Arbeitsmarkt Nordoberpfalz braucht Rückkehrer, Zuwanderer und Künstliche Intelligenz

Weiden. Was für eine Wende: Noch vor 20 Jahren saßen Politiker und Arbeitsagenturchefs zusammen, um Jobs in die Region zu manövrieren. Heute grübeln Thomas Würdinger, Geschäftsführer der Arbeitsagentur Weiden, und die regionalen CSU-Abgeordneten, woher die Fachkräfte der Zukunft kommen sollen.

Fachkräfte händeringend gesucht: Thomas Würdinger (Zweiter von rechts), Chef der Arbeitsagentur Weiden, im Gespräch mit den regionalen CSU-Abgeordneten. Bild: Herda

Eine stolze Zahl, die Thomas Würdinger, Chef der Weidener Arbeitsagentur, bekanntgeben konnte: „Wir haben jetzt 88.000 sozialversicherungspflichtige Beschäftigte – so viel wie nie zuvor in der Nordoberpfalz.“ Eine Zahl, die Würdinger mit Blick auf offene Stellen und kaum noch Beschäftigungslose mit einem lachenden und einem weinenden Auge betrachtet.
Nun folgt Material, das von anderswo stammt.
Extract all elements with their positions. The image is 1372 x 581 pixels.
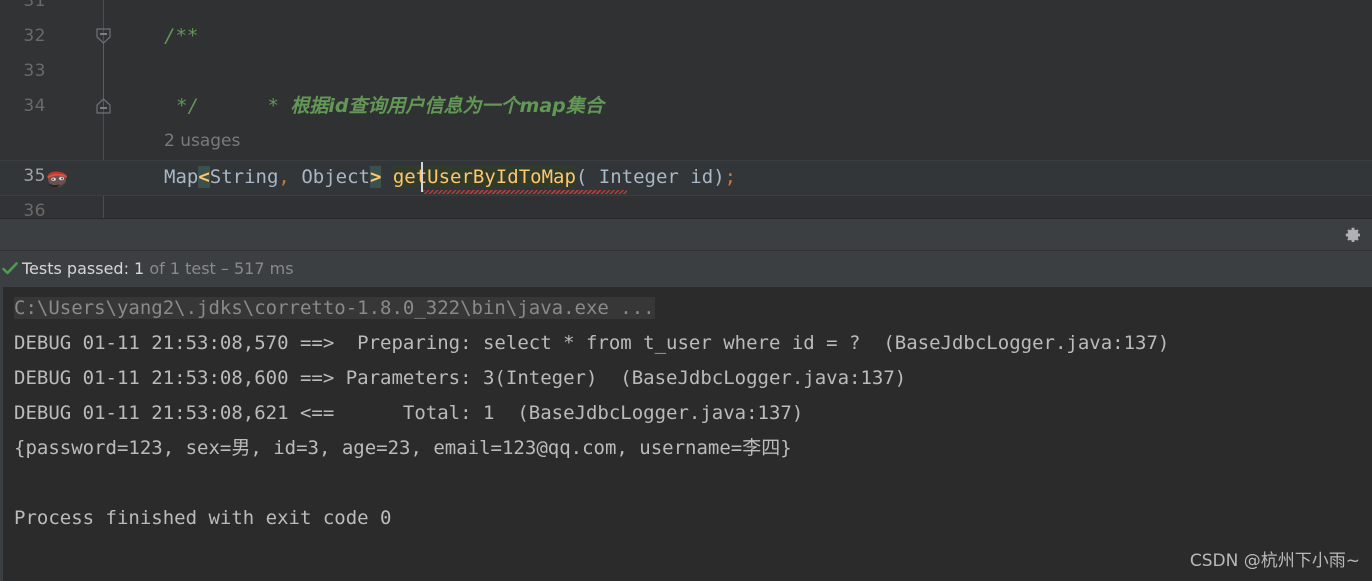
param-type: Integer — [587, 166, 679, 188]
error-squiggle — [423, 190, 627, 194]
gear-icon[interactable] — [1342, 225, 1362, 245]
tests-passed-count: 1 — [134, 259, 145, 278]
command-line-text: C:\Users\yang2\.jdks\corretto-1.8.0_322\… — [14, 297, 655, 319]
test-status-text: Tests passed: 1 of 1 test – 517 ms — [22, 259, 294, 278]
generic-comma: , — [278, 166, 290, 188]
line-number: 36 — [23, 201, 46, 218]
line-number: 33 — [23, 61, 46, 81]
generic-close-bracket: > — [369, 166, 382, 188]
log-line-total: DEBUG 01-11 21:53:08,621 <== Total: 1 (B… — [14, 402, 804, 424]
line-number: 34 — [23, 96, 46, 116]
generic-arg-string: String — [209, 166, 279, 188]
code-line-comment-close: */ — [176, 95, 199, 117]
panel-divider-toolbar — [0, 218, 1372, 251]
usages-hint[interactable]: 2 usages — [164, 124, 240, 159]
param-name: id — [678, 166, 714, 188]
process-exit-line: Process finished with exit code 0 — [14, 507, 392, 529]
result-map-line: {password=123, sex=男, id=3, age=23, emai… — [14, 437, 792, 459]
comment-star: * — [267, 95, 279, 117]
text-caret — [421, 162, 423, 192]
code-editor[interactable]: 31 32 33 34 35 36 /** * 根据id查询用户信息为一个map… — [0, 0, 1372, 218]
tests-passed-label: Tests passed: — [22, 259, 135, 278]
command-line: C:\Users\yang2\.jdks\corretto-1.8.0_322\… — [14, 295, 655, 321]
paren-close: ) — [713, 166, 725, 188]
code-content[interactable]: /** * 根据id查询用户信息为一个map集合 */ 2 usages Map… — [104, 0, 1372, 218]
generic-arg-object: Object — [289, 166, 370, 188]
watermark: CSDN @杭州下小雨~ — [1189, 551, 1360, 571]
test-status-bar: Tests passed: 1 of 1 test – 517 ms — [0, 251, 1372, 287]
log-line-preparing: DEBUG 01-11 21:53:08,570 ==> Preparing: … — [14, 332, 1170, 354]
semicolon: ; — [724, 166, 737, 188]
check-icon — [2, 261, 18, 275]
comment-text: 根据id查询用户信息为一个map集合 — [290, 95, 604, 117]
line-number: 32 — [23, 26, 46, 46]
line-number: 31 — [23, 0, 46, 11]
code-line-comment-body: * 根据id查询用户信息为一个map集合 — [176, 54, 604, 117]
log-line-parameters: DEBUG 01-11 21:53:08,600 ==> Parameters:… — [14, 367, 907, 389]
generic-open-bracket: < — [198, 166, 210, 188]
code-line-comment-open: /** — [164, 25, 199, 47]
type-map: Map — [164, 166, 199, 188]
ide-window: 31 32 33 34 35 36 /** * 根据id查询用户信息为一个map… — [0, 0, 1372, 581]
tests-passed-detail: of 1 test – 517 ms — [144, 259, 294, 278]
console-left-edge — [0, 287, 3, 581]
paren-open: ( — [575, 166, 588, 188]
line-number-current: 35 — [23, 166, 46, 186]
run-console[interactable]: C:\Users\yang2\.jdks\corretto-1.8.0_322\… — [0, 287, 1372, 581]
run-test-icon[interactable] — [44, 165, 68, 189]
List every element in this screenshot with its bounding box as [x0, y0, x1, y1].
„Wir befinden uns an einem kritischen Wendepunkt“, sagt er. „Die Zahl der offenen Stellen schießt durch die Decke, das Potenzial, um sie nachzubesetzen, nimmt immer mehr ab.“  Es sei ein Impuls der Politik vonnöten, um die regionale Wertschöpfung weiter steigern oder wenigstens halten zu können. „Die Fachkräftezuwanderung ist dabei nur ein Thema, ein anderes großes Thema sind neue Techniken, um das zu kompensieren.“ Angst vor Digitalisierung und Künstlicher Intelligenz müsse keiner mehr haben. Im Gegenteil: Das sei vielmehr ein Mittel, um die Wertschöpfung in der Region zu halten.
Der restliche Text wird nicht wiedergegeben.